According to preliminary reports (Rep. Yarmuth plans to introduce formal legislation later this month), the Federal government would sell $300 billion of the new RABs to pension plans and use the proceeds to capitalize a National Infrastructure Development Bank. The bonds would yield 200 basis points above 30-year Treasury yields and would have to be held for a minimum of 10 years.
National Infrastructure Bank proposals have been around for some time, and their effectiveness has been debated, but the implications of Rebuild America Bonds for public sector pension plans deserve further consideration.
At BAM, part of our analysis of pension risk when we consider insuring a bond takes into account the riskiness of the pension assets. To the extent an investment in the RABs would lower the overall risk profile of the pension assets without a material decline in expected return, dedicating a portion of the portfolio to these bonds would generally be a positive factor in our evaluation of pension risk.

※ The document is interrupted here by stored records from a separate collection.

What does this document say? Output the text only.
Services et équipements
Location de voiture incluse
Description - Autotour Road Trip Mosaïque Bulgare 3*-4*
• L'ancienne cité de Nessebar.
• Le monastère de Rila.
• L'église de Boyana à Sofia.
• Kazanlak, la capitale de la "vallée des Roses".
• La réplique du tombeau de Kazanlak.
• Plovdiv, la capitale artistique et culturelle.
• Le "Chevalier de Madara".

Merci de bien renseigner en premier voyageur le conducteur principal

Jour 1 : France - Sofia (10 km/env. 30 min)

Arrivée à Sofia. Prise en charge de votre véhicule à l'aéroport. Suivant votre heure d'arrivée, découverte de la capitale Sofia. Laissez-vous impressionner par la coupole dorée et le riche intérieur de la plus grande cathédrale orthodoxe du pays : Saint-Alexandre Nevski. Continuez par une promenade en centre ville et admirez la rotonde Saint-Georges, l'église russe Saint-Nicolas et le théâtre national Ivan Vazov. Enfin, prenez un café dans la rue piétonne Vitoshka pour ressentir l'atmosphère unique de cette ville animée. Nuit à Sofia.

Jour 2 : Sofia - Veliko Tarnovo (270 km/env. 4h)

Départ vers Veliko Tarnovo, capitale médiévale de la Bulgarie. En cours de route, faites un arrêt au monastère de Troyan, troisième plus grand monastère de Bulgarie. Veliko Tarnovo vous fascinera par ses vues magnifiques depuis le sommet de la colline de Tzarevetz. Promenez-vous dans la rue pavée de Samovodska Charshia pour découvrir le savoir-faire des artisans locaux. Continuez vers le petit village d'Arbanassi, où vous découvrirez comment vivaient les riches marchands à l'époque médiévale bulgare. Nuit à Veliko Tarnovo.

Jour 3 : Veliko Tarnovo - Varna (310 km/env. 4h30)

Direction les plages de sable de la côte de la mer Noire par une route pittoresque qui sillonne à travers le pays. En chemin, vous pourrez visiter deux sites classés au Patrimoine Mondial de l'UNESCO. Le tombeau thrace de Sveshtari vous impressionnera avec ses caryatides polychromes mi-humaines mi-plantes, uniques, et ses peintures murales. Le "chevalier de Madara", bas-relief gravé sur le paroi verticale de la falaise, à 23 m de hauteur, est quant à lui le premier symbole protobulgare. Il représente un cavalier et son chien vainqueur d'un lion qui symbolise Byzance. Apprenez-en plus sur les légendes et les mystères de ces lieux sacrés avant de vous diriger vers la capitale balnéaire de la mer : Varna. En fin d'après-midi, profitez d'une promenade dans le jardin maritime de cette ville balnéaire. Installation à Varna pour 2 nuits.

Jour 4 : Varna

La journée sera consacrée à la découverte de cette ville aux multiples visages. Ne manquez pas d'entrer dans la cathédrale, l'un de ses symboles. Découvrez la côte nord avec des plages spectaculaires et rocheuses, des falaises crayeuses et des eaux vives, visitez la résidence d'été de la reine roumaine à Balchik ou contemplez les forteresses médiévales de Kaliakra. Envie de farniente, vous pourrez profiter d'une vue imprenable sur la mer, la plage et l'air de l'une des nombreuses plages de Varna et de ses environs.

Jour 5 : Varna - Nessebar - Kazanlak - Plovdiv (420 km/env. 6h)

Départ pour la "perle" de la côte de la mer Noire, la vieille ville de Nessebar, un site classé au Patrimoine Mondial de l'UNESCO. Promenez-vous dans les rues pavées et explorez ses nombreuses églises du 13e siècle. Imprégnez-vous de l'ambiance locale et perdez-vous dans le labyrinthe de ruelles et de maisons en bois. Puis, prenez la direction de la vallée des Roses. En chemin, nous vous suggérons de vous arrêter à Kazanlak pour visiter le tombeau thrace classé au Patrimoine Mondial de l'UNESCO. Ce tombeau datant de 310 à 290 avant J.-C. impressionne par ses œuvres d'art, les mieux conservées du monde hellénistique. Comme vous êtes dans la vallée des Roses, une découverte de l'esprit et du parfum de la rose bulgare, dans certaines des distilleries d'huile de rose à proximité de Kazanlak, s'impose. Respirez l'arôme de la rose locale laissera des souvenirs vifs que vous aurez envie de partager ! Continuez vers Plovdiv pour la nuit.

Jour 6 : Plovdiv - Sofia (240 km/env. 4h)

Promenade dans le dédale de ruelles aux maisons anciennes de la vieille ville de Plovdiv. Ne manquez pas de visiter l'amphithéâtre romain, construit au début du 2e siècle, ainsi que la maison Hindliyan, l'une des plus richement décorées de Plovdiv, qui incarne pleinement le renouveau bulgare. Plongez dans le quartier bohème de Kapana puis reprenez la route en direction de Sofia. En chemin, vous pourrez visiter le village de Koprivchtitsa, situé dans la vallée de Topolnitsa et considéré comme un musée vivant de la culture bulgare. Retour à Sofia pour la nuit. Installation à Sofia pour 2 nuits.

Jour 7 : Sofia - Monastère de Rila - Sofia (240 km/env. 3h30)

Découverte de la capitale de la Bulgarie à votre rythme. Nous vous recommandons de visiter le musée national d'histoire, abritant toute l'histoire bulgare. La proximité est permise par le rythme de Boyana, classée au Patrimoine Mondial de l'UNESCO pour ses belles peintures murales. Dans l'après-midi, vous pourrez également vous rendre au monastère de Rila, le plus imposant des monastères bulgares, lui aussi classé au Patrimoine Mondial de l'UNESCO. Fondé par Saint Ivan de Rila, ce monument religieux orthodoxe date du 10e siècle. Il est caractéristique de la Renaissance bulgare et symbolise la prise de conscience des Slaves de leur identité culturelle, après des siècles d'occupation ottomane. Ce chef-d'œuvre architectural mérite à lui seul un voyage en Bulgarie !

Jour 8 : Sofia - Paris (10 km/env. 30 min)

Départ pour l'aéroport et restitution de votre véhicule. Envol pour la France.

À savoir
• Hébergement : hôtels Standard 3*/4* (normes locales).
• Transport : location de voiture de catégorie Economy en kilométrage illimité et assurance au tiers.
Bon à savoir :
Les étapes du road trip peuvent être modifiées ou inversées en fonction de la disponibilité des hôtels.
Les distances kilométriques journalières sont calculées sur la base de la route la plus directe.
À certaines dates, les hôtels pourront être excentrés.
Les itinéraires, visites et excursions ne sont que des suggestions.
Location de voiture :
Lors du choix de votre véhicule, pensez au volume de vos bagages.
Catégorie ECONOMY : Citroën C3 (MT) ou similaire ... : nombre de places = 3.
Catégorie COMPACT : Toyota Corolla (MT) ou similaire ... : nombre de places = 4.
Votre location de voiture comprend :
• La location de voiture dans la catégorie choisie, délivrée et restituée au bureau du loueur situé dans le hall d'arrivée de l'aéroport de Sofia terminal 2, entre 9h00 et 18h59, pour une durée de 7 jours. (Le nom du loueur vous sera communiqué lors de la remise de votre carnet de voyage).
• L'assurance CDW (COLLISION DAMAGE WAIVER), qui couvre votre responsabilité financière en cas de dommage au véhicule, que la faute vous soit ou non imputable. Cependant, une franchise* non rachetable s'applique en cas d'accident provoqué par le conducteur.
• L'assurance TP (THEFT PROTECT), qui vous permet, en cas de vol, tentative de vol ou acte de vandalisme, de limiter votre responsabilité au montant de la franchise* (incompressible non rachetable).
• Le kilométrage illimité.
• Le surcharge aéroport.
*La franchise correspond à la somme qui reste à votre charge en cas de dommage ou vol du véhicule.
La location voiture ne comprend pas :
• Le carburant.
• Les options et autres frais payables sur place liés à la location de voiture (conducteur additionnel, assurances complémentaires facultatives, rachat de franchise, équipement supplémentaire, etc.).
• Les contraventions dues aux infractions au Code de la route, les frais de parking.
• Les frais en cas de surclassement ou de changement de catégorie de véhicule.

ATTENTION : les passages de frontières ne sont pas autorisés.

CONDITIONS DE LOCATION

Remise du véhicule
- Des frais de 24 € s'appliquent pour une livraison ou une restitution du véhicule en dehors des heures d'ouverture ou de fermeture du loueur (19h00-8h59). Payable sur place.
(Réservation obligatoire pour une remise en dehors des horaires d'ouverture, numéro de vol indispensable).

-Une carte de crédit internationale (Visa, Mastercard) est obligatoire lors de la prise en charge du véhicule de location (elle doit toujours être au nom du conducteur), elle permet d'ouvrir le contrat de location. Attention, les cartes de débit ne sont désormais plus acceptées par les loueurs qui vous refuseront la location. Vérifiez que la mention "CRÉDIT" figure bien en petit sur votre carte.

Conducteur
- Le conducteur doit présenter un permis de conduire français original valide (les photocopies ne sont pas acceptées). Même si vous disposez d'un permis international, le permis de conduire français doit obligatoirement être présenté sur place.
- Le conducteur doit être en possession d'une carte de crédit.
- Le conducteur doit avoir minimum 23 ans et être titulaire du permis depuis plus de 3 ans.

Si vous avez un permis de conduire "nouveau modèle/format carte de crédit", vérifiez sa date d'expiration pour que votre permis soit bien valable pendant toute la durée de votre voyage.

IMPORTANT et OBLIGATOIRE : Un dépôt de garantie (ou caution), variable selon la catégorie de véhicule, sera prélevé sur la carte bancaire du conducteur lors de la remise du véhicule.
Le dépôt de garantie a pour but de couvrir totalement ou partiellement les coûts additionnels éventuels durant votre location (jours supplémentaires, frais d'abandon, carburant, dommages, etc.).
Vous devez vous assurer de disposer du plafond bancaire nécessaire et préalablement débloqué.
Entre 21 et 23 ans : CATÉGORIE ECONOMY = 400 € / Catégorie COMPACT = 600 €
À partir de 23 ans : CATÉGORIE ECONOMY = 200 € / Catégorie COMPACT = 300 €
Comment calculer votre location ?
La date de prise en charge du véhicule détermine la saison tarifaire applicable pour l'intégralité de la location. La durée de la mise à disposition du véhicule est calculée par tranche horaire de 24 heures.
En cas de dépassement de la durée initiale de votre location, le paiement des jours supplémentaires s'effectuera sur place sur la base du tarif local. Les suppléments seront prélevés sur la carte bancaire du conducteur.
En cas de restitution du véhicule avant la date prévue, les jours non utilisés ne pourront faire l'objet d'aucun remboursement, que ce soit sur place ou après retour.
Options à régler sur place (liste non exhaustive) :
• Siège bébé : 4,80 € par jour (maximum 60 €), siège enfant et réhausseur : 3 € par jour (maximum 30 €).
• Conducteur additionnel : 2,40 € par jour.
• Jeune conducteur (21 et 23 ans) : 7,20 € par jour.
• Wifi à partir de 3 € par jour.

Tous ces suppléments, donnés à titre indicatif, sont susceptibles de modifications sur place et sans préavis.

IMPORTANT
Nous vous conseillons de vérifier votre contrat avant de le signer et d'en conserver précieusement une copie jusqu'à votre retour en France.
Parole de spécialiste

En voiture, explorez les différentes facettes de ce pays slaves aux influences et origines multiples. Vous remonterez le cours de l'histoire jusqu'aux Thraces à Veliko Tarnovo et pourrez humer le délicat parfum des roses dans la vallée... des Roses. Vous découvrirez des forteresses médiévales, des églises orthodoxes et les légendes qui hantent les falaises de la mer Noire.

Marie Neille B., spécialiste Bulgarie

That review would also take into account whether the fund adjusted the assumed rate of return on its investments following the purchase of RABs, as well as the impact of any assumption changes it made.

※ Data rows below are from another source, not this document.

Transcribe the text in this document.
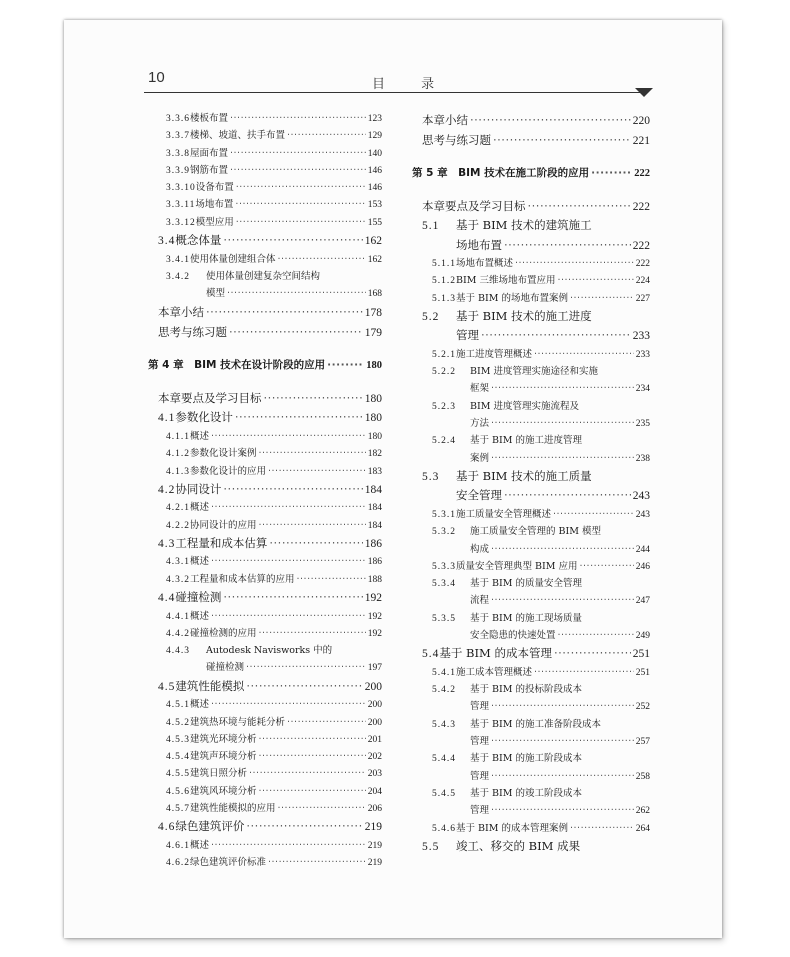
10	目 录
3.3.6 楼板布置 ·····	123
3.3.7 楼梯、坡道、扶手布置 ·····	129
3.3.8 屋面布置 ·····	140
3.3.9 钢筋布置 ·····	146
3.3.10 设备布置 ·····	146
3.3.11 场地布置 ·····	153
3.3.12 模型应用 ·····	155
3.4 概念体量 ·····	162
3.4.1 使用体量创建组合体 ·····	162
3.4.2	使用体量创建复杂空间结构
模型 ·····	168
本章小结 ·····	178
思考与练习题 ·····	179
第 4 章　BIM 技术在设计阶段的应用 ·····	180
本章要点及学习目标 ·····	180
4.1 参数化设计 ·····	180
4.1.1 概述 ·····	180
4.1.2 参数化设计案例 ·····	182
4.1.3 参数化设计的应用 ·····	183
4.2 协同设计 ·····	184
4.2.1 概述 ·····	184
4.2.2 协同设计的应用 ·····	184
4.3 工程量和成本估算 ·····	186
4.3.1 概述 ·····	186
4.3.2 工程量和成本估算的应用 ·····	188
4.4 碰撞检测 ·····	192
4.4.1 概述 ·····	192
4.4.2 碰撞检测的应用 ·····	192
4.4.3	Autodesk Navisworks 中的
碰撞检测 ·····	197
4.5 建筑性能模拟 ·····	200
4.5.1 概述 ·····	200
4.5.2 建筑热环境与能耗分析 ·····	200
4.5.3 建筑光环境分析 ·····	201
4.5.4 建筑声环境分析 ·····	202
4.5.5 建筑日照分析 ·····	203
4.5.6 建筑风环境分析 ·····	204
4.5.7 建筑性能模拟的应用 ·····	206
4.6 绿色建筑评价 ·····	219
4.6.1 概述 ·····	219
4.6.2 绿色建筑评价标准 ·····	219
本章小结 ·····	220
思考与练习题 ·····	221
第 5 章　BIM 技术在施工阶段的应用 ·····	222
本章要点及学习目标 ·····	222
5.1	基于 BIM 技术的建筑施工
场地布置 ·····	222
5.1.1 场地布置概述 ·····	222
5.1.2 BIM 三维场地布置应用 ·····	224
5.1.3 基于 BIM 的场地布置案例 ·····	227
5.2	基于 BIM 技术的施工进度
管理 ·····	233
5.2.1 施工进度管理概述 ·····	233
5.2.2	BIM 进度管理实施途径和实施
框架 ·····	234
5.2.3	BIM 进度管理实施流程及
方法 ·····	235
5.2.4	基于 BIM 的施工进度管理
案例 ·····	238
5.3	基于 BIM 技术的施工质量
安全管理 ·····	243
5.3.1 施工质量安全管理概述 ·····	243
5.3.2	施工质量安全管理的 BIM 模型
构成 ·····	244
5.3.3 质量安全管理典型 BIM 应用 ·····	246
5.3.4	基于 BIM 的质量安全管理
流程 ·····	247
5.3.5	基于 BIM 的施工现场质量
安全隐患的快速处置 ·····	249
5.4 基于 BIM 的成本管理 ·····	251
5.4.1 施工成本管理概述 ·····	251
5.4.2	基于 BIM 的投标阶段成本
管理 ·····	252
5.4.3	基于 BIM 的施工准备阶段成本
管理 ·····	257
5.4.4	基于 BIM 的施工阶段成本
管理 ·····	258
5.4.5	基于 BIM 的竣工阶段成本
管理 ·····	262
5.4.6 基于 BIM 的成本管理案例 ·····	264
5.5	竣工、移交的 BIM 成果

Even though the RABs would have to be held at least 10 years, they would still be paying the above-market yield while they are held. This means that a very dependable, predictable stream of cash flows can be created as part of a risk-reduction strategy to match the bonds’ cash flows with a stream of benefit payments to retirees. Such an approach could, again, lower the pension fund’s overall risk profile and be viewed favorably in our analysis.
However, RABs may not be the best fit for pension funds that are forecasting the need to liquidate assets in order to meet their pension payments within the 10-year timeframe – including funds with a high unfunded liability and a high proportion of retirees to active employees. If those plans are required to hold their Rebuild America Bonds through that period, they might be forced to sell other, more volatile assets to raise cash, raising the risk that they may realize a loss, depending on market conditions at the time of sale.
In summary, while the option to invest in higher-yielding risk-free securities could improve the average risk profile of public pension funds nationwide, it would not be a universal benefit. BAM would continue to take a granular approach and view holdings of Rebuild America Bonds in the context of an individual plan’s investment risk and liquidity needs when evaluating their impact on an issuer’s overall pension risk.